Нет никакого холода. Есть горячий мокрый шум. Есть паралич и бессилие.
Здесь редко случаются драки, в этой гимназии. У местных ребят — другое оружие. И они говорят, словно двое исчезли, словно их — нет в пространстве, словно с ними — нечего считаться, обсуждают между собой, заколачивают фразой за фразой — в одну точку, как уже случилось однажды, на улице.
— Смотрите: нечисть еще и корешится.
— Граф Плаксин что-то нас не познакомил.
— Он, может, вообще говорить не умеет.
— А че? Земли наелся, пока из могилы вылезал?
— Интересно, он его призвал или они где-то на шабаше встретились?
— Эй, а как там звать этого, позорище семьи Сакевичей?
— Грязная кровь.
— Паршивая овца.
— Сын шлюхи.
— Ему жить не стыдно, интересно? В чужой-то семье.
— Я бы на месте его мамки сделала аборт.
— …чтобы он не появился.
— Бастард.
— Ублюдок.
Затыкаются резко. По чьей-то команде. В воцарившейся тишине кажется, что время остановилось. Но жизнь продолжается за пределами этого коридора. Стук каблуков. Все громче и громче.
— Что здесь за столпотворение?..
Пару секунд десятиклассники переглядываются.
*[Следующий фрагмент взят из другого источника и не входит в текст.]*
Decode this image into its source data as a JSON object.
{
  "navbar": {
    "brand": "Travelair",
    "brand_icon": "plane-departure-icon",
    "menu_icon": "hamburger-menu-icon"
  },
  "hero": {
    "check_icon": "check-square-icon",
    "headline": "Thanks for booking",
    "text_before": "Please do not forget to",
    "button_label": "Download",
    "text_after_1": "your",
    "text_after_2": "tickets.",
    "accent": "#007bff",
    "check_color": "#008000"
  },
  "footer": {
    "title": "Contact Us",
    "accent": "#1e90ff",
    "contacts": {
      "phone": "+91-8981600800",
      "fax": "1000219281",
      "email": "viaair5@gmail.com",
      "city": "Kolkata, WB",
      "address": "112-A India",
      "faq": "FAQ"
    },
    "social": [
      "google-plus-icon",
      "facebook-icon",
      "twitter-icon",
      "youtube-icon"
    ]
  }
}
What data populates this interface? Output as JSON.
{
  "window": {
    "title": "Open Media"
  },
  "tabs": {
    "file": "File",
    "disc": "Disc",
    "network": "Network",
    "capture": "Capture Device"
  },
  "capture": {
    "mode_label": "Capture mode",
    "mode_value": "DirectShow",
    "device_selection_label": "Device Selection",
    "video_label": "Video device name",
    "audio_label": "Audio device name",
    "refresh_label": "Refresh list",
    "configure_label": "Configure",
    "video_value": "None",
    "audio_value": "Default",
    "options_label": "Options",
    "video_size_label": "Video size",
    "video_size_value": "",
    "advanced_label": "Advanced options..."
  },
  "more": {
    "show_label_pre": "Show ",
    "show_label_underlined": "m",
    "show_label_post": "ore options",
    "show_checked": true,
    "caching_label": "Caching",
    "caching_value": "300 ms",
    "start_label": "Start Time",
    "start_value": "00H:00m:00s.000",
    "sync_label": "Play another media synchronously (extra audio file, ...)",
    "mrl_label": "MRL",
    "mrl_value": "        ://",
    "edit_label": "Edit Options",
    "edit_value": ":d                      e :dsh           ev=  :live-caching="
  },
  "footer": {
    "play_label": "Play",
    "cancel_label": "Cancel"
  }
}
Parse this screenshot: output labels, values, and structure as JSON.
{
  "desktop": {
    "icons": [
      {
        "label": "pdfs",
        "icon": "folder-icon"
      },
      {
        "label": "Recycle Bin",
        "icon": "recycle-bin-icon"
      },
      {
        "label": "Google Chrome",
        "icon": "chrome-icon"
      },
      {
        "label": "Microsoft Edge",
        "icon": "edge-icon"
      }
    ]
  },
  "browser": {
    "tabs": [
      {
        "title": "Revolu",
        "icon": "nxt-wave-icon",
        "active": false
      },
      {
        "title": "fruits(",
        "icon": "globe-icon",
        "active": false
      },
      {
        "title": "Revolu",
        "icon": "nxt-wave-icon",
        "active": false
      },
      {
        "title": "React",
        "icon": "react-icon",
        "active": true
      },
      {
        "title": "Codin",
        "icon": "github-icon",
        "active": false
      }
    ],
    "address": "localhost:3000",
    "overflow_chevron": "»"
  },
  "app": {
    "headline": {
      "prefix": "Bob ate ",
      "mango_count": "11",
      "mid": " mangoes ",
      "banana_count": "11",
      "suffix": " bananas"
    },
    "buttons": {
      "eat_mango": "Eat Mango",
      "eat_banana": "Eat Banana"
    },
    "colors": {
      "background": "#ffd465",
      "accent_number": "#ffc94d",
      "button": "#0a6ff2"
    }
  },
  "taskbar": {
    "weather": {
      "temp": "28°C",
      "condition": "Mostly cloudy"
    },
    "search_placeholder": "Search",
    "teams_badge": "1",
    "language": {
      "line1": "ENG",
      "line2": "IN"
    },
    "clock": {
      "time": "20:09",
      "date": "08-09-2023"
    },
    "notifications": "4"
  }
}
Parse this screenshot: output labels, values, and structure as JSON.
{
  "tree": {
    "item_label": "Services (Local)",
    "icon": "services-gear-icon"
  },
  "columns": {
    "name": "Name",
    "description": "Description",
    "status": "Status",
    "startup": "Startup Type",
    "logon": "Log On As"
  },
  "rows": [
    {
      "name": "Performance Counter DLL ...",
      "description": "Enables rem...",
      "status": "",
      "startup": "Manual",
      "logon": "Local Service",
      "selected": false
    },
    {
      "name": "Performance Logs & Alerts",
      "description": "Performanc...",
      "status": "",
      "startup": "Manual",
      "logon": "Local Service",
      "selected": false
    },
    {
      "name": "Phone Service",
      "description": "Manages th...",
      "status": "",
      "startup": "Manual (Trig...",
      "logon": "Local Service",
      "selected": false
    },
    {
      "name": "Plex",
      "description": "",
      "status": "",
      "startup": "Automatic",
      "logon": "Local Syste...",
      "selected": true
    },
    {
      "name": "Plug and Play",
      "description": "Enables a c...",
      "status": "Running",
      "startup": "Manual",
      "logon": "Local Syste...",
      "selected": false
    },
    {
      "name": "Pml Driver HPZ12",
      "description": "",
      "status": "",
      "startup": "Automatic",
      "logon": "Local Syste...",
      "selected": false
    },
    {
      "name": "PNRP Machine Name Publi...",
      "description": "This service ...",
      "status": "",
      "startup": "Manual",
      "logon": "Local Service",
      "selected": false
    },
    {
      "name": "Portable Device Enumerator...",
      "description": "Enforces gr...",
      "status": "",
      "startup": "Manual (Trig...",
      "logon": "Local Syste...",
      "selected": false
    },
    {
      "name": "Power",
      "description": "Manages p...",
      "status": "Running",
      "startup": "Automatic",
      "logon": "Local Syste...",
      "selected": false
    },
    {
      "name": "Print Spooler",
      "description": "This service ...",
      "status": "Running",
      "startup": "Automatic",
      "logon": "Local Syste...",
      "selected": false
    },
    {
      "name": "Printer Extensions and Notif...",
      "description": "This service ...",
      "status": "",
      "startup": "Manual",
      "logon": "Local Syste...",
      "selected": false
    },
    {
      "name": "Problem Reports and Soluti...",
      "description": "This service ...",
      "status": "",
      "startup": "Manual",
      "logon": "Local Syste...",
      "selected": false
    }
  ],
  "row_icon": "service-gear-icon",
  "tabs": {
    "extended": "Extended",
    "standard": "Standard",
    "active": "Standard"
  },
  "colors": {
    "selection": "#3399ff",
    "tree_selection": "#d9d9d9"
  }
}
Не сговариваясь, открывают картину. Чей-то девичий голос выдает почти надрывно:
— Алевтина Андреевна, тут наш Лаксин…
— Лаксин, боже мой…
Эта учительница ничего у Стаха не ведет. Он смотрит на нее, почти умоляя ее — заметить, понять, сделать хоть что-нибудь. Но она не видит его лица, она подходит и, наклонившись к Тиму, тоже пачкает об него пальцы. И она спрашивает не полный ужаса взгляд. Она спрашивает — толпу:
— Кто это сделал?!.. — как будто толпа ответит.
Они начинают говорить наперебой, лезут в помощники, дезориентируют. Это не первый раз, когда они почти попались.
Коля оттаскивает Стаха за их спины. Тот поддается и стискивает зубы, и за что-то неизъяснимое ненавидит себя, как ненавидел тысячи раз, когда не мог дать отпор. Коля наклоняется к нему, вглядывается в него, встряхивает, заставляет на себя посмотреть. Говорит ему вкрадчиво:
— Ну все. Это не твои проблемы. Это тебя не касается. Ты понял? Не касается. Вообще. Ни разу. Иди на уроки. Ты слышишь?
Да что ты?.. знаешь…
— Не лезь сюда, понял? Просто не лезь. Разберись со своим дерьмом.
Стах стискивает зубы и отпихивает, потому что Коля задел. Стах не понимает, чем именно, не знает, как возразить. Но он отпихивает со всей силы. Так, что Коля почти падает. Но, удержавшись на ногах, он только кивает. Как будто знает что-то. Как будто…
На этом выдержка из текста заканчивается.